Equation in Radicals as a System of Equations

2August 2016, Created with GeoGebra

Here's a problem Imad Zak shared at his facebook page, with a credit to Adnan Y. I. Ajez. I believe the problem is old if not well known.

Introducing $y=\sqrt{a+x}\;$ we reduce the problem of solving an equation to that of solving a system of equations:

$y=\sqrt{a+x},\\ x=\sqrt{a+y}.$

It is hard to miss the point that the system may also result as an iteration on the function $f(x)=\sqrt{a+x}\;$ that formed a $2$-loop. Looking into the properties of the function $f(x),\;$ we may observe that all the iterations starting in the domain of the function converge when $a\gt -.25$ and none forms a $2$-loop

It thus follows that for the solution of the system, it this necessary that $y=x,\;$ implying the equation $x^2-x-a=0,\;$ with the only suitable solution being $\displaystyle x=\frac{1+\sqrt{1+4a}}{2}.$

It is also clear what makes $a=-.25\;$ exceptional: for this $a,\;$ the graph of $f(x)=\sqrt{a+x}\;$ is tangent to the diagonal $y=x,\;$ instead of crossing it:

This solution is by Rachid Moussaoui.

Assume that the solution to the equation satisfies $x\gt\sqrt{a+x}.\;$ This would imply $a+x\gt a+\sqrt{a+x}.\;$ and, subsequently,

$x\gt\sqrt{a+x}\gt\sqrt{a+\sqrt{a+x}}=x.$

A contradiction. Similarly, assuming $x\lt\sqrt{a+x}\;$ also leads to a contradiction. It follows that necessarily $x=\sqrt{a+x},\;$ etc.

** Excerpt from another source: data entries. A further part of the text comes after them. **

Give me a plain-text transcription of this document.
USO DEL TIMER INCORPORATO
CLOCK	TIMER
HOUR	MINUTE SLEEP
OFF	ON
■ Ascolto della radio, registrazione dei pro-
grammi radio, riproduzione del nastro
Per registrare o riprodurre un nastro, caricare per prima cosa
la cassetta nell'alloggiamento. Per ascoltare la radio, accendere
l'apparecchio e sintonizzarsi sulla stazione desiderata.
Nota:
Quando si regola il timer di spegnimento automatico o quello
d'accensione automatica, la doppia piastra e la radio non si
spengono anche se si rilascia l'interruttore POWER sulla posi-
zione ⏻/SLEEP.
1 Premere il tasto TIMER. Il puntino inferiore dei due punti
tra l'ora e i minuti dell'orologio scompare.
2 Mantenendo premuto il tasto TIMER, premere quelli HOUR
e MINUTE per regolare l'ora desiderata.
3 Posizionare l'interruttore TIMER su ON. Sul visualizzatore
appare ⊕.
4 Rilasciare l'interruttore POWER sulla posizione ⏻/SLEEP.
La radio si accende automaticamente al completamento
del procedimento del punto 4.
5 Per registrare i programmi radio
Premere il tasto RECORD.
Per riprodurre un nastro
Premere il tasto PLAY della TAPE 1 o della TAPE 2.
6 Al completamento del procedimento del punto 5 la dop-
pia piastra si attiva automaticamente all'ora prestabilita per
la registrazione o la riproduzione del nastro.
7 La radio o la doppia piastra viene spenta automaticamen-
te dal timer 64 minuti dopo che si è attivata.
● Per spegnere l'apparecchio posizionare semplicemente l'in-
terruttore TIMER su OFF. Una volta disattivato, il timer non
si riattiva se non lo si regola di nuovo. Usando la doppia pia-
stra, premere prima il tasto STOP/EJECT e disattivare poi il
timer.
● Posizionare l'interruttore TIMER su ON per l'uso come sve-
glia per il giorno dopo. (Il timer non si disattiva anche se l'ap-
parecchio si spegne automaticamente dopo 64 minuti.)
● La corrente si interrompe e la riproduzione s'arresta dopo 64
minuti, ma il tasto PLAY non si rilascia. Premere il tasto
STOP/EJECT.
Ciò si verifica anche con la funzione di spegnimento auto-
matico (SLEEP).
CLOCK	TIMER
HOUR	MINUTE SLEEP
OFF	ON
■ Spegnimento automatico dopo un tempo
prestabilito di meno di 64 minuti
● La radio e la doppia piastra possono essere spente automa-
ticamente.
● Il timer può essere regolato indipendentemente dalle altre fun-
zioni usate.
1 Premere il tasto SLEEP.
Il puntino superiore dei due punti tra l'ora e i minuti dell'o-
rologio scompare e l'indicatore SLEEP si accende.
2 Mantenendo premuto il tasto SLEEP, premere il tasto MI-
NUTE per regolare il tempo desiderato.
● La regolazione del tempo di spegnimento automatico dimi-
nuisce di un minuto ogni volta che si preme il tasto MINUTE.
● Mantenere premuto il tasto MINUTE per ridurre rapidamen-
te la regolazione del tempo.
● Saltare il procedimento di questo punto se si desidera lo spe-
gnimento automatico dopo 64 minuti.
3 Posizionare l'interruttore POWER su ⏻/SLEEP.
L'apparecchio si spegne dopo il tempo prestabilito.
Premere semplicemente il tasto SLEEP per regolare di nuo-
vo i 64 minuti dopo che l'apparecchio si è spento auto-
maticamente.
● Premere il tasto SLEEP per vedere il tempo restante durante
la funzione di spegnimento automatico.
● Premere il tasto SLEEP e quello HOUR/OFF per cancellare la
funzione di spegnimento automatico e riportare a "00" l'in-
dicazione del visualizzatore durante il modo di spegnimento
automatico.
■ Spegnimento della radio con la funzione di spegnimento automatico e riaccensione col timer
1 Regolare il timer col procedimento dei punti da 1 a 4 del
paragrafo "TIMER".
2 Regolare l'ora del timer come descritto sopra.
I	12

This solution is by Marco Antônio Manetta.

With $y=\sqrt{a+x},\;$ $x=\sqrt{a+y}\;$ and, subsequently $y^2=a+x\;$ and $x^2=a+y.\;$ Taking the difference gives $y^2-x^2=x-y,\;$ or $(x+y+1)(x-y)=0.\;$ $x\;$ and $y\;$ having to be non-negatve, $x+y+1=0\;$ is impossible. Therefore, $x=y,\;$ $x=\sqrt{a+x},\;$ and the proof ends as before.